Likewise, the court found a genuine issue of material fact as to whether VPX’s “No Crash” claim was literally false. VPX argued that it only meant no crash from sugar, while Hansen claimed that caffeine was also implicated. The parties had conflicting expert opinions. VPX’s expert said there’d be no sugar crash because Power Rush doesn’t have sugar, and that caffeine doesn’t cause a crash because it’s metabolized slowly. But Hansen’s expert opined that substantial scientific data showed that people often experience crash-like systems following caffeine withdrawal. (Myself, I’ve never called the migraines and emesis I experience from sudden caffeine abstinence a “crash,” but then I've been too busy whimpering to really put a name to the experience.) Continue on to trial!

Hansen also challenged the claim that Power Rush “will leave you ‘amped’ to the max in minutes, ready to tear apart the weights and wear out the treadmill like a tiger released from its cage!” This was puffery: “exaggerated advertising, blustering, and boasting upon which no reasonable buyer would rely,” not verifiable or measurable. Even were it not puffery, to the extent that the claim represents that Power Rush provides energy for physical activity, VPX had shown that caffeine provides ergogenic effects even without calories, and thus VPX had shown truth. The court also dismissed claims based on an ad for Redline Xtreme claiming that the drink is “university research proven” to deliver “a significant 7.5% improvement reaction time,” “a dramatic 13% increase in energy,” and “an amazing 15% increase in focus,” and that it “dramatically enhances focus and energy.” The ad accurately reported the study results, and Hansen didn’t challenge the study.
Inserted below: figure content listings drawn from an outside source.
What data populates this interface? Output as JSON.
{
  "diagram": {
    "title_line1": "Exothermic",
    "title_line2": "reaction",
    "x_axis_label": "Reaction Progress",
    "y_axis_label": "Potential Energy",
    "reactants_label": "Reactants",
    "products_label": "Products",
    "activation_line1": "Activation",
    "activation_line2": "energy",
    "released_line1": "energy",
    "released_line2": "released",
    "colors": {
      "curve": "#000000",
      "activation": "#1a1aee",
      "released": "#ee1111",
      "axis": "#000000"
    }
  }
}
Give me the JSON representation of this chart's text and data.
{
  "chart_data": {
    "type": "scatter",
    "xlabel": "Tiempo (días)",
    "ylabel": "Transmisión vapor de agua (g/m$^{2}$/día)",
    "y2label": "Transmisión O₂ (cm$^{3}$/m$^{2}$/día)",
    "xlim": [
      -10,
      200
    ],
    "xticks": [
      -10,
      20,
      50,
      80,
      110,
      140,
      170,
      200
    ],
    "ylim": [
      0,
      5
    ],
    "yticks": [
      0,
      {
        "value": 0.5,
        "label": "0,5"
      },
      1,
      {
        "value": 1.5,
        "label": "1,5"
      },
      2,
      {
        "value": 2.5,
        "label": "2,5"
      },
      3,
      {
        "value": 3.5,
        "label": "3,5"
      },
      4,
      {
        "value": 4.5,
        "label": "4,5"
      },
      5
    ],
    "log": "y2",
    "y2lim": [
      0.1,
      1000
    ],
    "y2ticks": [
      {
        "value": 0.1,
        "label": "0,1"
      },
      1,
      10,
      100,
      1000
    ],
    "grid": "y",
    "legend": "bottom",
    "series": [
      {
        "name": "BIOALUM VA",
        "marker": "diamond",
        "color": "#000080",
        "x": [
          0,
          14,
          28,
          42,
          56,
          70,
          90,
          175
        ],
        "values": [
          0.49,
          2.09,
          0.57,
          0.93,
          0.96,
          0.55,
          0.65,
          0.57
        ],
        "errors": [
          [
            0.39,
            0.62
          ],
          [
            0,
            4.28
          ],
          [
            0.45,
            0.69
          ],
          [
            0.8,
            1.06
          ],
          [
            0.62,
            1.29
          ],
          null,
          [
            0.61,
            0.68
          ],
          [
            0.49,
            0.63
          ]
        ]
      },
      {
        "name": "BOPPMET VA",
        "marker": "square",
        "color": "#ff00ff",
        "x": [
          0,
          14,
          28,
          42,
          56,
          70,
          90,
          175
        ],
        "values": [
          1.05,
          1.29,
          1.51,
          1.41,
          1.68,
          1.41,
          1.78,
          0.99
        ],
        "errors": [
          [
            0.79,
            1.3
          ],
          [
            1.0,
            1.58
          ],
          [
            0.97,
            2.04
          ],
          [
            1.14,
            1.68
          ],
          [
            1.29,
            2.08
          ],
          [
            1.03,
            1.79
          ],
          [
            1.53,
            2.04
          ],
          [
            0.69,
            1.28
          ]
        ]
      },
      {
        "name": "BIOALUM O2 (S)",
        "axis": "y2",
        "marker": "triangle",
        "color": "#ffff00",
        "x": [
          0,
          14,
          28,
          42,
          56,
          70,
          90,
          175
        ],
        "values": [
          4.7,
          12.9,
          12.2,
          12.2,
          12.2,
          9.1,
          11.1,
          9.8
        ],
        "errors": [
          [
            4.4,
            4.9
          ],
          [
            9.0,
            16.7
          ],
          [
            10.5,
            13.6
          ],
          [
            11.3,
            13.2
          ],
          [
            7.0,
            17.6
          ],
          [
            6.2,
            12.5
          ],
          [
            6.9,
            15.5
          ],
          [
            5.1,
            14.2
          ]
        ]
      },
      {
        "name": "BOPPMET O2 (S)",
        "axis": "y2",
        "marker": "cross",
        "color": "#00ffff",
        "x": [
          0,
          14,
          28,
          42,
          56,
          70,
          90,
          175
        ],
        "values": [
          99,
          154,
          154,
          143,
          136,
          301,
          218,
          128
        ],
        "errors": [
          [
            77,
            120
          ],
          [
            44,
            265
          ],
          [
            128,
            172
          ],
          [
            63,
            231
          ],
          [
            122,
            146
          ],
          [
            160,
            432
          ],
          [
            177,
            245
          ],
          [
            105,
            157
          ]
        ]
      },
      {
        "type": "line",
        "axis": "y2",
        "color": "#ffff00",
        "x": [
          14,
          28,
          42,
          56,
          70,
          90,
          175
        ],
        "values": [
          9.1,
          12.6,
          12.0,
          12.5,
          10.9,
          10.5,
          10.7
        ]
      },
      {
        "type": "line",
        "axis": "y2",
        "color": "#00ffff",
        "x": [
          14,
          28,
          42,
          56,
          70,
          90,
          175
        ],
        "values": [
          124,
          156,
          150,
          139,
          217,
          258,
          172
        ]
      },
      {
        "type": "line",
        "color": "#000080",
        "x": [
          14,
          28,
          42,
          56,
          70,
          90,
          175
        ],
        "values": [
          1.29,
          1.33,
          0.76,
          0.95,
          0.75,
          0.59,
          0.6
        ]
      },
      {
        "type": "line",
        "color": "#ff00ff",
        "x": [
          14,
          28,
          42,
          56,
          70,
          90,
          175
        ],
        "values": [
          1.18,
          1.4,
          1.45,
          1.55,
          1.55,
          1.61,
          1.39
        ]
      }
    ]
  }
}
Whether it was false to claim Redline Princess provides “mood enhancement” and “appetite suppression,” which is “nothing short of euphoric,” however, survived summary judgment. VPX’s expert opined that caffeine and other ingredients in Princess such as 5-hydroxy-L-tryptophan, beta-phenylalanine, St. John’s wort, yohimbine and hordenine (hordeum) have been shown to suppress appetite and enhance mood. Hansen’s study of Princess, however, showed no mood enhancement compared to placebo, and cast doubt on the appetite suppression claims, creating a genuine issue of fact.

Hansen also challenged VPX’s statements regarding its sales rank: Ranked “# 1 Energy Shot in Los Angeles” (genuine issue of material fact based on conflicting/confusing reports showing the parties nearly neck and neck); ranked “sixth in San Francisco, Los Angeles and Phoenix and seventh in Dallas” (summary judgment for VPX; VPX’s evidence was good enough, in the absence of contradiction rather than mere criticism that the evidence didn’t cover the 20-25% of energy beverage sales made in drug stores and grocery stores; there was no reason to infer that those sales would change the results); and claims of high growth rates (summary judgment for VPX; VPX presented sufficient uncontradicted evidence supporting its claims).

VPX seperately argued that Hansen couldn’t meet its burden on trade libel. The trade libel claim was based on the sales ranking statements. On the only remaining sales ranking claim, Hansen provided no evidence that consumers were induced not to deal with Hansen because of the allegedly false statement, that the statement was directed at Hansen’s products, or that it caused Hansen special damages, all requirements of the tort. “Importantly, Hansen’s conflicting market report for the Los Angeles area shows that 5-Hour Energy is ranked first in Los Angeles, not Hansen.” So the trade libel claim was out.